For 90 years romantics have shown their affection for each other by exchanging love notes wrapped around an Italian chocolate.
Nestlé’s Baci, which means ‘kisses’, are dark chocolate and hazelnut pralines that contain quotations inside their individual wrappers.
Today, more than 1,500 are produced every minute for sale in Italy and for export to 55 other countries including Australia, Germany and the United States.
The Baci Perugina brand, which celebrates its 90th anniversary this month, is as popular with consumers today as it was with their grandparents thanks to the innovative ways it takes traditional messages about love and friendship and makes them relevant to contemporary audiences.
It has more than one million fans on Facebook and has recently launched a mobile app to allow consumers to exchange digital versions of its famous ‘love notes’.
From now until the end of this year, it will be making archive material available on its website and Facebook page to give consumers the chance to connect with its story.

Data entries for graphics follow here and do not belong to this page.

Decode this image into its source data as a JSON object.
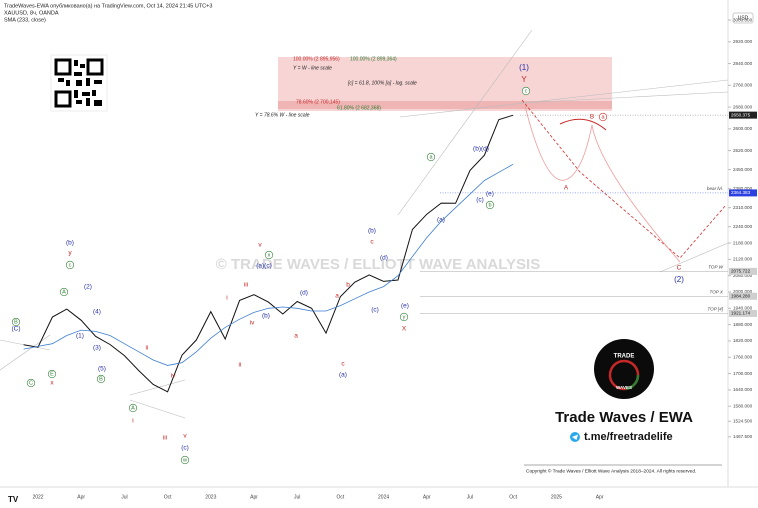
{
  "chart_data": {
    "type": "line",
    "header": "TradeWaves-EWA опубликовано(а) на TradingView.com, Oct 14, 2024 21:45 UTC+3",
    "currency": "USD",
    "categories": [
      null,
      "2022",
      null,
      null,
      "Apr",
      null,
      null,
      "Jul",
      null,
      null,
      "Oct",
      null,
      null,
      "2023",
      null,
      null,
      "Apr",
      null,
      null,
      "Jul",
      null,
      null,
      "Oct",
      null,
      null,
      "2024",
      null,
      null,
      "Apr",
      null,
      null,
      "Jul",
      null,
      null,
      "Oct",
      null,
      null,
      "2025",
      null,
      null,
      "Apr"
    ],
    "series": [
      {
        "name": "XAUUSD, 8ч, OANDA",
        "color": "#111111",
        "values": [
          1806,
          1797,
          1908,
          1937,
          1896,
          1837,
          1807,
          1766,
          1711,
          1660,
          1633,
          1768,
          1824,
          1928,
          1827,
          1969,
          1990,
          1963,
          1919,
          1965,
          1940,
          1849,
          1983,
          2036,
          2063,
          2039,
          2044,
          2230,
          2286,
          2327,
          2326,
          2447,
          2503,
          2634,
          2650,
          null,
          null,
          null,
          null,
          null,
          null
        ]
      },
      {
        "name": "SMA (233, close)",
        "color": "#3d7fd1",
        "values": [
          1790,
          1800,
          1810,
          1840,
          1860,
          1855,
          1840,
          1810,
          1780,
          1750,
          1730,
          1740,
          1780,
          1830,
          1870,
          1900,
          1925,
          1940,
          1945,
          1940,
          1930,
          1930,
          1950,
          1975,
          2000,
          2020,
          2060,
          2130,
          2200,
          2260,
          2310,
          2360,
          2410,
          2440,
          2470,
          null,
          null,
          null,
          null,
          null,
          null
        ]
      }
    ],
    "ylim": [
      1294,
      3059
    ],
    "yticks": [
      {
        "value": 3000,
        "label": "3000.000"
      },
      {
        "value": 2920,
        "label": "2920.000"
      },
      {
        "value": 2840,
        "label": "2840.000"
      },
      {
        "value": 2760,
        "label": "2760.000"
      },
      {
        "value": 2680,
        "label": "2680.000"
      },
      {
        "value": 2600,
        "label": "2600.000"
      },
      {
        "value": 2520,
        "label": "2520.000"
      },
      {
        "value": 2450,
        "label": "2450.000"
      },
      {
        "value": 2380,
        "label": "2380.000"
      },
      {
        "value": 2310,
        "label": "2310.000"
      },
      {
        "value": 2240,
        "label": "2240.000"
      },
      {
        "value": 2180,
        "label": "2180.000"
      },
      {
        "value": 2120,
        "label": "2120.000"
      },
      {
        "value": 2060,
        "label": "2060.000"
      },
      {
        "value": 2000,
        "label": "2000.000"
      },
      {
        "value": 1940,
        "label": "1940.000"
      },
      {
        "value": 1880,
        "label": "1880.000"
      },
      {
        "value": 1820,
        "label": "1820.000"
      },
      {
        "value": 1760,
        "label": "1760.000"
      },
      {
        "value": 1700,
        "label": "1700.000"
      },
      {
        "value": 1640,
        "label": "1640.000"
      },
      {
        "value": 1580,
        "label": "1580.000"
      },
      {
        "value": 1524.5,
        "label": "1524.500"
      },
      {
        "value": 1467.5,
        "label": "1467.500"
      }
    ],
    "last_price": 2650.375,
    "levels": [
      {
        "name": "bear lvl.",
        "price": 2364.383
      },
      {
        "name": "TOP W",
        "price": 2075.722
      },
      {
        "name": "TOP X",
        "price": {
          "value": 1984.28,
          "label": "1984.280"
        }
      },
      {
        "name": "TOP [4]",
        "price": 1921.174
      }
    ],
    "fib_notes": [
      "100.00% (2 895,956)",
      "Y = W - line scale",
      "100.00% (2 899,364)",
      "[c] = 61.8, 100% [a] - log. scale",
      "78.60% (2 700,145)",
      "61.80% (2 682,368)",
      "Y = 78.6% W - line scale"
    ],
    "wave_labels": [
      "(b)",
      "y",
      "c",
      "(2)",
      "A",
      "(4)",
      "(1)",
      "(3)",
      "(5)",
      "B",
      "A",
      "i",
      "ii",
      "iii",
      "iv",
      "v",
      "(c)",
      "w",
      "B",
      "(C)",
      "C",
      "x",
      "E",
      "i",
      "ii",
      "iii",
      "iv",
      "v",
      "(a)(c)",
      "x",
      "(b)",
      "a",
      "(d)",
      "b",
      "a",
      "c",
      "(a)",
      "(b)",
      "c",
      "(d)",
      "(c)",
      "(e)",
      "y",
      "X",
      "(a)",
      "a",
      "(b)(d)",
      "(e)",
      "(c)",
      "b",
      "(1)",
      "Y",
      "c",
      "B",
      "a",
      "A",
      "C",
      "(2)"
    ],
    "watermark": "© TRADE WAVES / ELLIOTT WAVE ANALYSIS",
    "logo_top": "TRADE",
    "logo_bottom": "WAVES",
    "brand": "Trade Waves / EWA",
    "telegram": "t.me/freetradelife",
    "copyright": "Copyright © Trade Waves / Elliott Wave Analysis 2018–2024. All rights reserved."
  }
}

“Baci were created in the town of Perugia in Italy by Luisa Spagnoli, one of the founders of the Perugina confectionery company,” said Corrado Castrovillari, Business Executive Manager for Confectionery, Nestlé Italy.

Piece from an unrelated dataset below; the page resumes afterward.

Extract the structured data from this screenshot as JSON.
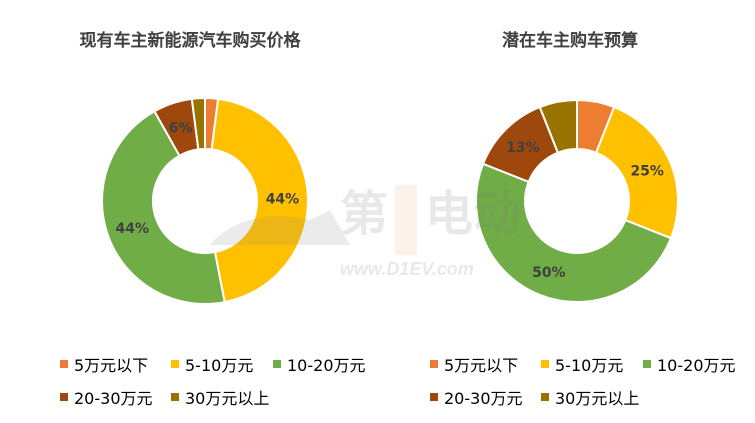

“She wanted to use hazelnuts that had been left over from the production of other sweets.
“At first the chocolates were called ‘cazzotto’ or ‘punch’ because of their squat shape, but Louisa’s business partner Giovanni Buitoni soon renamed them, saying consumers would prefer to receive a kiss.”
WISE WORDS: An early love note from inside a Baci wrapper.

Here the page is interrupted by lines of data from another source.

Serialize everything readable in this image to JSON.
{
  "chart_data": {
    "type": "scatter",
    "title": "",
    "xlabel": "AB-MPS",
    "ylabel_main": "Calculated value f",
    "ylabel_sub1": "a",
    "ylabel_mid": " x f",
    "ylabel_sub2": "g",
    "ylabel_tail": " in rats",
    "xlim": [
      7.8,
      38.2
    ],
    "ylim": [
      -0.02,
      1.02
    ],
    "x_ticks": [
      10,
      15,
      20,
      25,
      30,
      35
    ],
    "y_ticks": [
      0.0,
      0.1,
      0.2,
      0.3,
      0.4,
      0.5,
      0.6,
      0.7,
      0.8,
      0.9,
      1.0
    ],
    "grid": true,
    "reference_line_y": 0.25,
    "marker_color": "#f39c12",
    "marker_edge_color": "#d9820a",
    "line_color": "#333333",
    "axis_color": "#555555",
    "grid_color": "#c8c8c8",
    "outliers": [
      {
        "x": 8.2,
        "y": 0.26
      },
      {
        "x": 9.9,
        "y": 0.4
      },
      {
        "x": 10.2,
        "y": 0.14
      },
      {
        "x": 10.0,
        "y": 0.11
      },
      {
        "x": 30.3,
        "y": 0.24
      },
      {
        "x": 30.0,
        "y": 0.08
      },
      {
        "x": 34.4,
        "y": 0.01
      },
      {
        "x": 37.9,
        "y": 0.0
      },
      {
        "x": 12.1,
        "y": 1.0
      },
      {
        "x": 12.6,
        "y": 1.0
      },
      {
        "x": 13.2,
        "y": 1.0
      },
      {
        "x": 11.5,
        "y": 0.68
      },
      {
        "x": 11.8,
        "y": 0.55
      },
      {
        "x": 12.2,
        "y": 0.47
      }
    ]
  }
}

In the 1930s, Perugina’s art director Federico Seneca did more to encourage consumers to give Baci as romantic gifts.
“It was Federico’s idea to introduce the love notes,” Mr Castrovillari continued. “Later he changed the packaging to a blue and silver box with a picture of a couple kissing underneath a starry sky.
“It was an obvious reference to the famous 1859 painting ‘Il bacio’ or ‘The Kiss’ by Italian artist Francesco Hayez.”
In 1939, the Perugina company began to sell Baci internationally for the first time, opening a shop on Fifth Avenue in New York in the United States.
The chocolates seemed exotic to American consumers at the time because of their hazelnut filling and their association with the passion and romance of Italy.
Baci’s popularity in the US continued into the 1970s, when early television commercials for the brand featured romantic movie heroes such as Rudolph Valentino, Clark Gable, and Frank Sinatra.
In the 1980s, Baci began to change the way it spoke to consumers to appeal to a younger audience.
“The brand began to use more modern language in its advertising, while the chocolates were sold in tubes for the first time,” said Mr Castrovillari.
“Italian television commercials popularised the use of the phrase ‘Tubiamo!’ meaning ‘Let’s tube!’ among teenagers to express excitement.”
ITALIAN PASSION: Consumers associate Baci with the romance of Italy.
Baci continued to keep up with communication trends at the beginning of the 21st century, launching its first website in 2002 and Facebook page in 2008.
In 2009, the brand celebrated its long association with St Valentines’ Day with an interactive online campaign that was later recognised at the prestigious Cannes Lions International Festival of Creativity.
At the beginning of February, a video appeared on the Baci You Tube channel from a character called Giovanni who wanted to give his beautiful neighbour Gaia a kiss.
A message from Gaia soon followed, saying she would only agree if 50,000 other people asked her too. Within days, Baci had received enough emails from consumers to release a final video of the pair embracing.
Longest love note
In 2010 Baci launched a nationwide competition to give Italian consumers the opportunity to submit their own love notes for inclusion in the chocolates’ wrappers.
The brand received more than 40,000 entries, of which 15 were chosen by a panel of judges including the famous Italian author Federico Moccia.
In the same year, Baci organised a contest for couples in the main squares of Italian cities Milan and Naples to see who could kiss for the longest time.